Red Rock Resorts generated $497.9 million in total net revenue during the first quarter of 2025, up 1.8% from the same period last year. The casino segment was the main driver of that growth, with revenue increasing to $333.2 million, a 5.2% rise year-over-year.
Las Vegas operations contributed $495 million in net revenue during the quarter, up 1.9%. Adjusted EBITDA for Las Vegas properties increased by 2.7%, reaching $235.9 million, while company-wide adjusted EBITDA totaled $215.1 million, up 2.8% from Q1 2024.
Net income rose to $86 million in the quarter, a 9.7% year-over-year increase. However, operating income slipped slightly to $154.4 million, down 0.8%, due in part to higher operating costs.
Those expenses included $104.7 million for selling, general and administrative activities, $89.4 million in casino-related costs, and $73.8 million for food and beverage. Depreciation and amortization added $3.5 million to the overall total.
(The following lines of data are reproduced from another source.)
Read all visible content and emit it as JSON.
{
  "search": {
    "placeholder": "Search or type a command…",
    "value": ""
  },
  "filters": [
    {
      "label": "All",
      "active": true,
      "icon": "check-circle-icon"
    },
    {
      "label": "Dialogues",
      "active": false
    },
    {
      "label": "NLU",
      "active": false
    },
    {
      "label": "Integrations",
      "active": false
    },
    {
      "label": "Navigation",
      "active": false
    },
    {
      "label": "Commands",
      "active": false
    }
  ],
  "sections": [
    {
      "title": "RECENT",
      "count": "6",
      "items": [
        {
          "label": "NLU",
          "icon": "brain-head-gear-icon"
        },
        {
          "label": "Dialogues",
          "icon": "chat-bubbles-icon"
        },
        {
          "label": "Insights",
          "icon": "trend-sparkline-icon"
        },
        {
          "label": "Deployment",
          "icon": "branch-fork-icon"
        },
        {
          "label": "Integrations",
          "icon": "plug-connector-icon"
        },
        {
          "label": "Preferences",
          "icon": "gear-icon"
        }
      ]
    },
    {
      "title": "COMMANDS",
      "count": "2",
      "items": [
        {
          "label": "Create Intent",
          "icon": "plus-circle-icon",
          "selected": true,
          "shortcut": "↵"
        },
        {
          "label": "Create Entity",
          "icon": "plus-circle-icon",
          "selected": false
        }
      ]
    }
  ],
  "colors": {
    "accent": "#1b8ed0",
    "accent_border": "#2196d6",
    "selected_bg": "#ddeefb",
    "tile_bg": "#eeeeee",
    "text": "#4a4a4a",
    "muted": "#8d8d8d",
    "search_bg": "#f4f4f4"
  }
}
Food and beverage revenue dropped 4.3% to $89.3 million, while room revenue decreased by 5.1% to $50.2 million. These declines weighed on operating margins, even as core casino performance remained strong.
The company’s results suggest that growth in its casino operations helped cushion the impact of weaker performance in non-gaming segments. The modest overall revenue rise points to stable demand, particularly from gaming customers, while inflation and cost pressures likely played a role in rising expenses.